The future of Venezuela
In reality, the question is not if, but when a US-backed regime takes power in Venezuela. At this point, it is unclear whether Maduro will be able to maintain his control over the country for the rest of his six-year term, or whether the military will place Guaidó in power. If Maduro does remain in power, the economic situation will continue to get worse. Eventually, Maduro will either be voted out in another election, or the military will force him out once the crisis becomes severe enough. At that point, a US-backed government will come to power. It will make major cuts to public services, and will likely change the official currency to the US dollar.

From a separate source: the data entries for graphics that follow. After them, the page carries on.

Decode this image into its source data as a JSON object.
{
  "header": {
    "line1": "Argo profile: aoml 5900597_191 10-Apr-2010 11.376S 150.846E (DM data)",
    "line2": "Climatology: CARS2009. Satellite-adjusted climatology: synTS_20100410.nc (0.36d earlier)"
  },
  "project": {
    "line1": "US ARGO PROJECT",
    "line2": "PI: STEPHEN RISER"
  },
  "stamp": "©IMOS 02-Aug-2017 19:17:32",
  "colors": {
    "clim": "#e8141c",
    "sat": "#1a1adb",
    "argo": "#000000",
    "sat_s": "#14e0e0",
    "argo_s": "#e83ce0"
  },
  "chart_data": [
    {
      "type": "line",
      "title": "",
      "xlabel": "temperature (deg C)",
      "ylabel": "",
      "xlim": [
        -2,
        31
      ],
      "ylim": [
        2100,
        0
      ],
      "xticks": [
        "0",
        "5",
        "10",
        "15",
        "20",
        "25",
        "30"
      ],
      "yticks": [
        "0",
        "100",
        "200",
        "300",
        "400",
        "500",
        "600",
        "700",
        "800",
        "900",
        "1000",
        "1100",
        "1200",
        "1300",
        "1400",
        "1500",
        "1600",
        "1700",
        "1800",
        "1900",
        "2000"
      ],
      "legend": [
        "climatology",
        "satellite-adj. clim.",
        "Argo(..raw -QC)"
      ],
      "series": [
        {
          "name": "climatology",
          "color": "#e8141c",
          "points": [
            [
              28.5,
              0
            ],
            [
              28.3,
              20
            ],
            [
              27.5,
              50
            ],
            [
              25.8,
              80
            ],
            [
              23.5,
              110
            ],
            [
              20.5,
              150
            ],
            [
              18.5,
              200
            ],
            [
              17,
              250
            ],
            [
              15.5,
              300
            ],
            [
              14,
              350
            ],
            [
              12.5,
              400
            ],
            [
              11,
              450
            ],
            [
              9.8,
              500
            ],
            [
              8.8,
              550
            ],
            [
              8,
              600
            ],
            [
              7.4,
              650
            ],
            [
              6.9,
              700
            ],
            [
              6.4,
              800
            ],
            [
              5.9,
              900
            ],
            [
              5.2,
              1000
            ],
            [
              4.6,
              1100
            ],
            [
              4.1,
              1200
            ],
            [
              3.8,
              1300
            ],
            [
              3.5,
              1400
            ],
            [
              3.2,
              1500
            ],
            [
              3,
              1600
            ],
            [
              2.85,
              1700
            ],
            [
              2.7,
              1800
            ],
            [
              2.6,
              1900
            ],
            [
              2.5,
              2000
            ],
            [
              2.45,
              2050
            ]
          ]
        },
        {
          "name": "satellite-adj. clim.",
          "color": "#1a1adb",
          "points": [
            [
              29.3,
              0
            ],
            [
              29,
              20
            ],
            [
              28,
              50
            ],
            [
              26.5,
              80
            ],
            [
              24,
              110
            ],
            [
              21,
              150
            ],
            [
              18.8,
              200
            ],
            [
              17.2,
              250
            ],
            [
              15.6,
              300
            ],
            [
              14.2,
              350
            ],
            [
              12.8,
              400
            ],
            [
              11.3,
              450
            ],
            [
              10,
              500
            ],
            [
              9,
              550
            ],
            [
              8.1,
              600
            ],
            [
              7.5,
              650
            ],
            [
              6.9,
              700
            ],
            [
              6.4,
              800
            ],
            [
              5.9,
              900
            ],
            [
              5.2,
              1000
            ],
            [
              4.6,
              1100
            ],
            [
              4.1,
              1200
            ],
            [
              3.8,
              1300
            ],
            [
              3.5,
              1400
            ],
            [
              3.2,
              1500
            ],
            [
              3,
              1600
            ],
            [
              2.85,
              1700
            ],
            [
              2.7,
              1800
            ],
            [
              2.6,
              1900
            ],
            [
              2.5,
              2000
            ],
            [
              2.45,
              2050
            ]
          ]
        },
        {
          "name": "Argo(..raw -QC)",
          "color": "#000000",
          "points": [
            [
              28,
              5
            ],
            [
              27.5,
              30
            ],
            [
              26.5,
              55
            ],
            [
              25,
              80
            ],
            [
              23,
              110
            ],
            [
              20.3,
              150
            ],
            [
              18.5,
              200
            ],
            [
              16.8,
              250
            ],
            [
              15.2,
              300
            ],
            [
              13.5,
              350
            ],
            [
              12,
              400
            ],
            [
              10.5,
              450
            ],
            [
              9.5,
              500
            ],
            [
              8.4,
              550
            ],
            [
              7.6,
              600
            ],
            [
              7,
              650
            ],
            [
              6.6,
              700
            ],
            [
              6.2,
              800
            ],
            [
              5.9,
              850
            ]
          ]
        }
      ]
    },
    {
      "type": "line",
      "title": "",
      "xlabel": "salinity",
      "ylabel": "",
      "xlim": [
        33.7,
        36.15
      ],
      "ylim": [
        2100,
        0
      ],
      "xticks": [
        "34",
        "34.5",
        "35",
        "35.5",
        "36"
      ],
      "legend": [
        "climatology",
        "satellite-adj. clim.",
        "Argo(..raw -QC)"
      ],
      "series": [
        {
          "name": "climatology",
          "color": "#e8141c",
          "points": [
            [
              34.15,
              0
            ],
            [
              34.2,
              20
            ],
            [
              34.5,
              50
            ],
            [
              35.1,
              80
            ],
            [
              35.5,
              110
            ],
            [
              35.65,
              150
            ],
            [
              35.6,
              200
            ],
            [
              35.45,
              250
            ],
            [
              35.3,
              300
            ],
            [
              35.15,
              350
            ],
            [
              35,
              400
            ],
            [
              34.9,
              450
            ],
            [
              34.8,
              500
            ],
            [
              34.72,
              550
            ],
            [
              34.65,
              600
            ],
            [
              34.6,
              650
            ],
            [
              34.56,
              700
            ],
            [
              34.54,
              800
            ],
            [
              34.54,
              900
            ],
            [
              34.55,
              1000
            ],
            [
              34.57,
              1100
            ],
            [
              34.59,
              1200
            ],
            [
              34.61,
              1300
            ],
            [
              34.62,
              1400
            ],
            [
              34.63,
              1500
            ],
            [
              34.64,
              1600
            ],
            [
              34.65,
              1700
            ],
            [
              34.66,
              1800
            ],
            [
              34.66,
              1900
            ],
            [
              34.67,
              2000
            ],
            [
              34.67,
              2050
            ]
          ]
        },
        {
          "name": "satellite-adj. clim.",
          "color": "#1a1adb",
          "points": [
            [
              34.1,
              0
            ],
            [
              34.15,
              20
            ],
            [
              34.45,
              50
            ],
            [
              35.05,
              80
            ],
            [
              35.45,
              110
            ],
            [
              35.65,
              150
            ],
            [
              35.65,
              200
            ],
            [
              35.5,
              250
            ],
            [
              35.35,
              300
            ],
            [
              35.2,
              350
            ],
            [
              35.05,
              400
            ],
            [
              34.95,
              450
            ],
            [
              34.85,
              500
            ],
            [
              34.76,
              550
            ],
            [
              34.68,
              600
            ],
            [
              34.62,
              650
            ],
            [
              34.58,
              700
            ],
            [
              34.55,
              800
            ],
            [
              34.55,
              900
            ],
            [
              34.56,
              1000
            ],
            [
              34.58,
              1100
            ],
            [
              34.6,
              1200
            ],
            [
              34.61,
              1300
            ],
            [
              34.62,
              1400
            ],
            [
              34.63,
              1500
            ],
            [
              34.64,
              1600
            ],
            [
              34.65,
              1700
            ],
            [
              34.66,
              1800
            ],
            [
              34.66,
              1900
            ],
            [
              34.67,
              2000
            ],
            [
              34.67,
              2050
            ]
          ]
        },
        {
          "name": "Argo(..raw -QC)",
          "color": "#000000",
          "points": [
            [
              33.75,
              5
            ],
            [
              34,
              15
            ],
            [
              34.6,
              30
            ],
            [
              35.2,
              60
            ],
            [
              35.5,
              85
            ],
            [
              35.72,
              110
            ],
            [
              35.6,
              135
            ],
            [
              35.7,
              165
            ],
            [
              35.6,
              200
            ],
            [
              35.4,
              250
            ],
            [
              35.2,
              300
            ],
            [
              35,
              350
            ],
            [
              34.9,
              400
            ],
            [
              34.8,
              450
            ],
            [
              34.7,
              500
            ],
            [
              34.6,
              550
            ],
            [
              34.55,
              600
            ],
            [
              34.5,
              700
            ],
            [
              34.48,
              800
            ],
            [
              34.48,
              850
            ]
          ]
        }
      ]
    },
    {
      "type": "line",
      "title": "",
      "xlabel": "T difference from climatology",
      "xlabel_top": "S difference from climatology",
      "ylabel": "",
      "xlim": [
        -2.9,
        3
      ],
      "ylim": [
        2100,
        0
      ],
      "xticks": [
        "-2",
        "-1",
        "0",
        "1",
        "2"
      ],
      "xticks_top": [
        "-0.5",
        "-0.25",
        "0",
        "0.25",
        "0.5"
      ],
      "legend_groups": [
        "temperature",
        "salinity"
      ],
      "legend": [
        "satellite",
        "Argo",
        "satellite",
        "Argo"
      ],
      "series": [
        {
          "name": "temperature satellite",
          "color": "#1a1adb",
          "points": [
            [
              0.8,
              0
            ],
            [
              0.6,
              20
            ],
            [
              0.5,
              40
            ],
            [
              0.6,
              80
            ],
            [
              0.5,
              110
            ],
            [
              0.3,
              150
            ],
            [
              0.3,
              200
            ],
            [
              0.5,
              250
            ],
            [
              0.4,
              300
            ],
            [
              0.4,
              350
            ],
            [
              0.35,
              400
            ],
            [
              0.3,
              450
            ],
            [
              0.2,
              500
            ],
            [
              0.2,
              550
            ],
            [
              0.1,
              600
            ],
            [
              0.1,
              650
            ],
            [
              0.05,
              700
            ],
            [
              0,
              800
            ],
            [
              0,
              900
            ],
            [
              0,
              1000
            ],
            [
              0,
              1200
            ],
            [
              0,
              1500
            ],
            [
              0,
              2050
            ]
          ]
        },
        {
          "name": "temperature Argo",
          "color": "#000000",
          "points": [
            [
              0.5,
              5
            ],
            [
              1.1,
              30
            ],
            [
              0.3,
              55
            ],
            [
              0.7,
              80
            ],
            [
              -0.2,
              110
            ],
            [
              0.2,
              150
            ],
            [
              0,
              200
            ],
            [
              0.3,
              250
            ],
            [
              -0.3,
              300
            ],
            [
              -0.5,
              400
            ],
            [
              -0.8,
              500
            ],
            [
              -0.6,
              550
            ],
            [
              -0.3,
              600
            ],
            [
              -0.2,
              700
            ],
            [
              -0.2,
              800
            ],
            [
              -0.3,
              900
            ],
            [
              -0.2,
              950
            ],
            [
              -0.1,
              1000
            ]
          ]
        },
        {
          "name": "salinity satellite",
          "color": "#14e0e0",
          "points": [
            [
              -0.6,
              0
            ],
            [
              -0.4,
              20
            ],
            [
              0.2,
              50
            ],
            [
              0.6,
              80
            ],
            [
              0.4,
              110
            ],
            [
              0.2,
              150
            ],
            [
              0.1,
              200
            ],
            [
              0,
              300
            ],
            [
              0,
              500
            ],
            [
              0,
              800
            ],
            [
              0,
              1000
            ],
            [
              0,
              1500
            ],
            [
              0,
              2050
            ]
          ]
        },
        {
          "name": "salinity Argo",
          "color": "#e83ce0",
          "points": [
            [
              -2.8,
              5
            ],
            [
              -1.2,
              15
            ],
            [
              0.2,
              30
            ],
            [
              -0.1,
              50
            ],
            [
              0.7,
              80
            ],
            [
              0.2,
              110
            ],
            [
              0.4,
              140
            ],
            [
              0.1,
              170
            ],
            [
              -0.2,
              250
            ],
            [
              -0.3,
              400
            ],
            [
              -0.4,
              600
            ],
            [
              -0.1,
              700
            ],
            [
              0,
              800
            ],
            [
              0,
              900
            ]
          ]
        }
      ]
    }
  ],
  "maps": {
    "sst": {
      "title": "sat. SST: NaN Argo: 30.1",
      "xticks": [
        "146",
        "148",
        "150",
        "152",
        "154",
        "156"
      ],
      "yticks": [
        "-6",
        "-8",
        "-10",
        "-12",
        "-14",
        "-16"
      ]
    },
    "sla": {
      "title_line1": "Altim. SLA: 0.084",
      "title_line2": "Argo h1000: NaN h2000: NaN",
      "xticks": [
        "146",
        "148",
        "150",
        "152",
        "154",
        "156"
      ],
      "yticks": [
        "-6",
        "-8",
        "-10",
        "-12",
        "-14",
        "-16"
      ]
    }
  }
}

These events will bring stability, but they will also cause major suffering for the poor and working people of Venezuela. The hope is that, after these things come to pass, the Left will again be able to come to power, this time equipped with the hard-won experience of the past 20 years. This new Left government would not make the same mistakes as Chávez or Maduro. It would understand the vital importance of diversifying Venezuela’s economy, so that it is no longer dependent on the whims of international oil markets to stay afloat. And it would usher in an era of rapid economic growth and shared prosperity for all Venezuelans.
While my short-term predictions are pessimistic, this does not mean that there is nothing we can do to help the Venezuelan people. The Left should argue forcefully against US sanctions and military intervention into Venezuela, which will only make the current dire situation even worse. We should advocate for democratic norms and the rule of law, which have been greatly eroded under Maduro’s administration. The people of Venezuela must be able to choose their own leaders in free and fair elections, where all political parties are allowed to participate. And most importantly, the Left must work harder than ever to elect socialist candidates to Congress who can change US foreign policy toward developing countries like Venezuela. The United States could use its economic might to help poor countries through the process of diversifying and developing their economies, rather than simply leaving them on their own. Without a more compassionate US foreign policy, our international comrades will be severely constrained in their ability to pursue a left-wing agenda in their own countries. It’s time that the American Left took this responsibility seriously.